Cuando se cuestionó el uso generalizado del término 'amontillado'

Este cronista recuerda que, en su día, desde el Consejo Regulador del Jerez se cuestionó abiertamente el uso generalizado del nombre “amontillado” (hoy un sustantivo que seguro que nació como adjetivo) por parte de la DO cordobesa Montilla-Moriles y se hizo en términos de paradoja: ¿si Montilla hace un vino amontillado, podría Jerez hacer un vino de tipo ‘ajerezado’? Claro, vistas así las cosas… En cualquier caso, hay que reconocer que empezar a llamar en Jerez a este tipo de vino “amontillado” —por recuerdo del color, le dijeron en el sector hace años a este cronista— por muy bien que suene hoy y le sonara a Edgar Allan Poe hace ya casi dos siglos, tal vez, visto lo visto, no fue la mejor idea, está claro…

Pero aquí hemos venido a hablar de los 14 grados.

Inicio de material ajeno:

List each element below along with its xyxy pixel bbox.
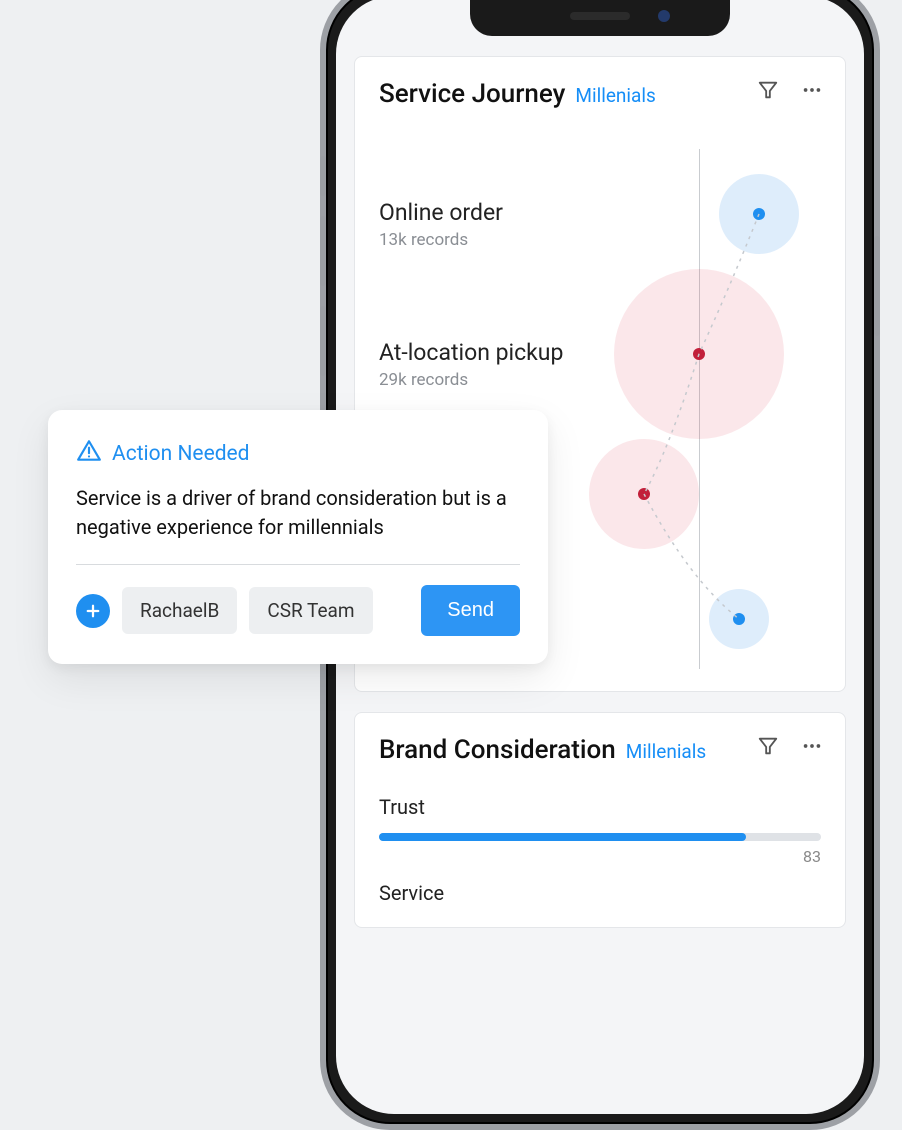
journey-bubble-positive[interactable] (709, 589, 769, 649)
card-title: Service Journey (379, 79, 565, 109)
card-header: Brand Consideration Millenials (379, 735, 821, 765)
metric-row: Trust 83 (379, 795, 821, 841)
filter-icon[interactable] (757, 79, 779, 105)
popup-header: Action Needed (76, 438, 520, 470)
recipient-chip[interactable]: CSR Team (249, 587, 372, 634)
filter-icon[interactable] (757, 735, 779, 761)
card-title: Brand Consideration (379, 735, 616, 765)
warning-icon (76, 438, 102, 470)
action-needed-popup: Action Needed Service is a driver of bra… (48, 410, 548, 664)
recipient-chip[interactable]: RachaelB (122, 587, 237, 634)
brand-consideration-card: Brand Consideration Millenials Trust (354, 712, 846, 928)
phone-side-button (320, 216, 326, 286)
popup-footer: RachaelB CSR Team Send (76, 585, 520, 636)
popup-message: Service is a driver of brand considerati… (76, 484, 520, 542)
metric-value: 83 (803, 847, 821, 866)
card-header: Service Journey Millenials (379, 79, 821, 109)
journey-bubble-negative[interactable] (614, 269, 784, 439)
more-icon[interactable] (799, 79, 825, 105)
metric-name: Trust (379, 795, 821, 819)
card-segment[interactable]: Millenials (626, 740, 706, 763)
journey-item[interactable]: At-location pickup 29k records (379, 339, 563, 390)
journey-bubble-negative[interactable] (589, 439, 699, 549)
divider (76, 564, 520, 565)
phone-side-button (320, 306, 326, 376)
journey-item-records: 13k records (379, 230, 503, 250)
add-recipient-button[interactable] (76, 594, 110, 628)
popup-title: Action Needed (112, 442, 250, 466)
metric-bar-fill (379, 833, 746, 841)
send-button[interactable]: Send (421, 585, 520, 636)
metric-name: Service (379, 881, 821, 905)
metric-row: Service (379, 881, 821, 905)
card-segment[interactable]: Millenials (575, 84, 655, 107)
journey-item-title: At-location pickup (379, 339, 563, 366)
more-icon[interactable] (799, 735, 825, 761)
phone-side-button (320, 156, 326, 196)
journey-bubble-positive[interactable] (719, 174, 799, 254)
journey-item-title: Online order (379, 199, 503, 226)
metric-bar: 83 (379, 833, 821, 841)
journey-item-records: 29k records (379, 370, 563, 390)
journey-item[interactable]: Online order 13k records (379, 199, 503, 250)
phone-notch (470, 0, 730, 36)
phone-side-button (874, 236, 880, 336)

Nos hemos dispersado un poco, pero al final todo es contexto, todo está interrelacionado. ¿Cómo era? ¿Caracterización? Eso, caracterización… Consultado sobre los 14 grados, el presidente del Consejo Regulador del Vino de Jerez, César Saldaña, señaló que se trata de un “suelo” que se plantea para la graduación del vino, una posibilidad que se abre y que, hoy por hoy, no cabe hablar de otra cosa. Más allá de los plazos de tramitación, otras fuentes empresariales del sector se mostraron en los mismos términos, negando el interés de las empresas, al menos en el corto plazo —a dos o tres años vista—, en que alguna de las marcas que están en la cabeza de todos salgan al mercado a esa graduación. Otra cosa es que haya algún, digamos, ‘outsider’ que esté dispuesto a salir al mercado en cuanto cambie la normativa, eso ya… 

Otro tema del que hablar es sobre si cabe seguir llamando vinos generosos a los que alcancen esos 14 grados de manera natural, sin añadido de alcohol. Hace años, 14 era una graduación muy alta para un blanco tranquilo, pero hoy en día, sin ser habitual, verse, se ve; darse, se da. Es decir… ¿un fino a 14 grados sin añadido de alcohol no sería un blanco ‘normal’, con sus características, sí, pero ‘normal’, no generoso? Este tema se da a múltiples interpretaciones. A ver, desde el Consejo (que precisamente acaba de reconocer como fino de Jerez a todos los efectos los que alcancen los 15 grados de manera natural) se afirma que los vinos de Jerez con esa graduación natural seguirían siendo vinos generosos atendiendo a la pervivencia del resto de características que presentan, desde la extrema sequedad al velo de flor, e incluso en la literatura de su propia web, sherry.wine, se habla de la fortificación del vino en último lugar… si bien es verdad que si se busca la definición de ‘generoso’ en cualquier espacio dedicado al vino la primera característica que se destaca es la fortificación con alcohol.

Montilla-Moriles, por cierto, lleva años alcanzando los 15 grados de manera natural —algo que antes no se creía a pies juntillas en Jerez— y siendo excepcionalmente reconocido como generoso, así que cabe suponer que por ahí irá el tema, convirtiendo, eso sí, lo que hasta ahora ha sido excepción en norma.

Por último, aunque la idea es armonizar tipos, etcétera, la Junta y las distintas DO deberán hilar fino porque la posibilidad de que haya vinos entre 14 y 15 grados, unos con y otros sin añadido de alcohol, tal vez consiga un efecto contrario en los consumidores y cree cierta confusión. Habrá que esperar más adelante a ver cómo se redacta… y cómo se permite etiquetar a las propias marcas, desde luego.